Eine Sonderausstellung zeigt Geschichte und Geschichten rund um das Kultbild mit den zwei Engeln. +++

Sie können seit 500 Jahren die Augen nicht von ihr lassen.

Und so geht es nicht nur im Jubiläumsjahr zahlreichen Besuchern und prominenten Verehrern.

Hätte Raffael nur dieses eine Bild gemalt, schrieb Goethe, es hätte ihn allein unsterblich gemacht.

Die Sixtinische Madonna wird 500. Eine Jubiläumsausstellung in den Alten Meistern in Dresden zeigt jetzt die Entstehungsgeschichte in der Renaissance bis hin zum weltweiten Mythos in der Gegenwart.

Raffael malte das Bild 1512 für die Klosterkirche in Piacenza. Dort blieb es 200 Jahre relativ unbekannt.
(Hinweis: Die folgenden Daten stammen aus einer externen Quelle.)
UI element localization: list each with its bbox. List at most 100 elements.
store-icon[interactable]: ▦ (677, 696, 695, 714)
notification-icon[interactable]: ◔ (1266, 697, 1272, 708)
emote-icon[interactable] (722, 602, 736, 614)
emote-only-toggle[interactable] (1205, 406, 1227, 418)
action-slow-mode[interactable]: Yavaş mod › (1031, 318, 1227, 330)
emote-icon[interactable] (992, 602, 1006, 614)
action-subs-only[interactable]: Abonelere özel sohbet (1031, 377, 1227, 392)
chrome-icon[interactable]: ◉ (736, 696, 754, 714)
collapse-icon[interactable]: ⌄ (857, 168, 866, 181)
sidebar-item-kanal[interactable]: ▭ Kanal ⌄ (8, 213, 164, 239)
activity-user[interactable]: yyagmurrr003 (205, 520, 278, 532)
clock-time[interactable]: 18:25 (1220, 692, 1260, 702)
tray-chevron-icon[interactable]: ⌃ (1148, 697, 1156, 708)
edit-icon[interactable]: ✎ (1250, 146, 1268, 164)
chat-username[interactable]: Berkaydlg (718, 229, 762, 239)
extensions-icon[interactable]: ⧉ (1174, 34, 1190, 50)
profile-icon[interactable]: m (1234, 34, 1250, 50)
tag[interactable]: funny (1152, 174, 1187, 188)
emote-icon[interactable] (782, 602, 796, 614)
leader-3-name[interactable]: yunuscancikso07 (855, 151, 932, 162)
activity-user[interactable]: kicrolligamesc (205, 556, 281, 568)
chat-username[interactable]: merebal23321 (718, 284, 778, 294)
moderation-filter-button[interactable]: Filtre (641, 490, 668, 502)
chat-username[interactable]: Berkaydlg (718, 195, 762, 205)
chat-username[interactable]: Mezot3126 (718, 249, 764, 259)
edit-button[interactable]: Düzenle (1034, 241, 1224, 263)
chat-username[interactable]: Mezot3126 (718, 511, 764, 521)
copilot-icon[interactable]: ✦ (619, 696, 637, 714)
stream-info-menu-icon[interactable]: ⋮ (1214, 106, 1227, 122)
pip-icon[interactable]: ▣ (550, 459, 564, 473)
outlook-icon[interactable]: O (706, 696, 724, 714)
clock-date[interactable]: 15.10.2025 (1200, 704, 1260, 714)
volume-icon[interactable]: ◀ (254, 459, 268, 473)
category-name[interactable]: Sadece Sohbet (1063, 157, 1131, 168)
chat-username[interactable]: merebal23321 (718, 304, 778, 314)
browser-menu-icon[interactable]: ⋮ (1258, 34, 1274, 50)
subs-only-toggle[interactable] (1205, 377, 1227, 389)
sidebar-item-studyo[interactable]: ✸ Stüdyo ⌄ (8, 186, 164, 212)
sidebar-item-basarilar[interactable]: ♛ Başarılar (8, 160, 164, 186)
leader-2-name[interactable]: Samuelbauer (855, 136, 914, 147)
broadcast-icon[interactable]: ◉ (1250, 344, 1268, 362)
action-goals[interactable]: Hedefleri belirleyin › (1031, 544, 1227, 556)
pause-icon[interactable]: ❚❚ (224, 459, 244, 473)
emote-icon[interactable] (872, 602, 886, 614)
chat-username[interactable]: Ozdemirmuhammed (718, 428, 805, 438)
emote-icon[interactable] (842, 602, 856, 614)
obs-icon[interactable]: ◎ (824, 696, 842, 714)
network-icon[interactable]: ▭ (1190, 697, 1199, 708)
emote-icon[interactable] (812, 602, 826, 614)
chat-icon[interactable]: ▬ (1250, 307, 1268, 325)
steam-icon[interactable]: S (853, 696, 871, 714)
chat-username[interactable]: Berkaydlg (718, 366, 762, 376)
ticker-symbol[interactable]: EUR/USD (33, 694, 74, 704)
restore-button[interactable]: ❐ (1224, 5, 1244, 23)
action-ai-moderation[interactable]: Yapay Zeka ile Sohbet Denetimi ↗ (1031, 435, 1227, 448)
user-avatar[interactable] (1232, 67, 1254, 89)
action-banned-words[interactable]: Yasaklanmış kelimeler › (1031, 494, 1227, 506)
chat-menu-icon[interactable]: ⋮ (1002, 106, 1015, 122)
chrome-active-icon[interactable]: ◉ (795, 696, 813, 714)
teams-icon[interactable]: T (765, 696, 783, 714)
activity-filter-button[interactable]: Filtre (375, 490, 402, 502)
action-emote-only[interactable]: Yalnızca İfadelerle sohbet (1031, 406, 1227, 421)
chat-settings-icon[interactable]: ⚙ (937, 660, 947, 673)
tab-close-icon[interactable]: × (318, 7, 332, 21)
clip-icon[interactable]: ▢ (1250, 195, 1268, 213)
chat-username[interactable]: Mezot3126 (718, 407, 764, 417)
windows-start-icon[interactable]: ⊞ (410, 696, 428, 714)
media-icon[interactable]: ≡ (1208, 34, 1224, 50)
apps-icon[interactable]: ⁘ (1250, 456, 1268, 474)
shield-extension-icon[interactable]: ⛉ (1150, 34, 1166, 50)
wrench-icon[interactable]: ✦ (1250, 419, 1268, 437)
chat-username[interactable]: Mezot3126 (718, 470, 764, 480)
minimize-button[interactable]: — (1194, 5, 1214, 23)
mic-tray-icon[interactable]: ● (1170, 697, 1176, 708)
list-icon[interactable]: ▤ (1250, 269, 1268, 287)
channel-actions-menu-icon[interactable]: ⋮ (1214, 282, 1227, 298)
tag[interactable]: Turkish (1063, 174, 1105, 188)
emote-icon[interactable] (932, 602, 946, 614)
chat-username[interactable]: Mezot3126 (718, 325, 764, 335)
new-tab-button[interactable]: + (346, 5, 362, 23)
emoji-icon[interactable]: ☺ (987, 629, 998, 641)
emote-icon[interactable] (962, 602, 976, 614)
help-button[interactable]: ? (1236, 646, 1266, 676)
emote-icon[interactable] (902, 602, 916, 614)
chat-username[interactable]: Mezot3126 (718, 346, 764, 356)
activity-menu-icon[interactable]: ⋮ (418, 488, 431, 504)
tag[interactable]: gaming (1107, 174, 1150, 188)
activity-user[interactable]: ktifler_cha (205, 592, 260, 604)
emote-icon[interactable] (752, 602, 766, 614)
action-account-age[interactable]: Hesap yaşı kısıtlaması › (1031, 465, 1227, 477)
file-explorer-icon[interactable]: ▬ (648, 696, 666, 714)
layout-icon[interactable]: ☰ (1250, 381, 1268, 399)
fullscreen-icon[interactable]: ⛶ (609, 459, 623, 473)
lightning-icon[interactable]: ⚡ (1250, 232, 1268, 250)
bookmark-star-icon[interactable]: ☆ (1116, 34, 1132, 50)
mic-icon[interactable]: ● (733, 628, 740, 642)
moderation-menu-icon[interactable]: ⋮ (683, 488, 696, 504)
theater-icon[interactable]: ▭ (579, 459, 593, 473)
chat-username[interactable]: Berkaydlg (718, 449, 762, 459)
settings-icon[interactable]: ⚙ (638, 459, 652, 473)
Erst als es August III nach zähen Verhandlungen und zu einem hohen Preis nach Dresden holte, wurde es langsam zum Liebling des Publikums.

Interview im Video mit Andreas Henning, Kurator

Als Geburtstagsgeschenk für die Madonna gaben die Staatlichen Kunstsammlungen einen neuen Rahmen in Auftrag. Keine einfache Aufgabe, denn Hinweise auf den originalen Rahmen gab es keine mehr. Nach langer Recherche in Italien diente ein Rahmen aus einer Kirche in Bologna aus der Renaissance als Vorlage. 

Interview im Video mit Werner Murrer, Rahmenbauer

Einen gesonderten Ausstellungsbereich bekamen die beiden Engel zu Füßen der Madonna. Sie haben längst ihre eigene Karriere gestartet. Und die reicht länger zurück als man denkt. 

Interview im Video mit Andreas Henning, Kurator

Bis 26. August ist die Schau im Dresdner Zwinger zu sehen. Dann können sich die Besucher auch vergewissern, wer als Vorbild für die Madonna diente.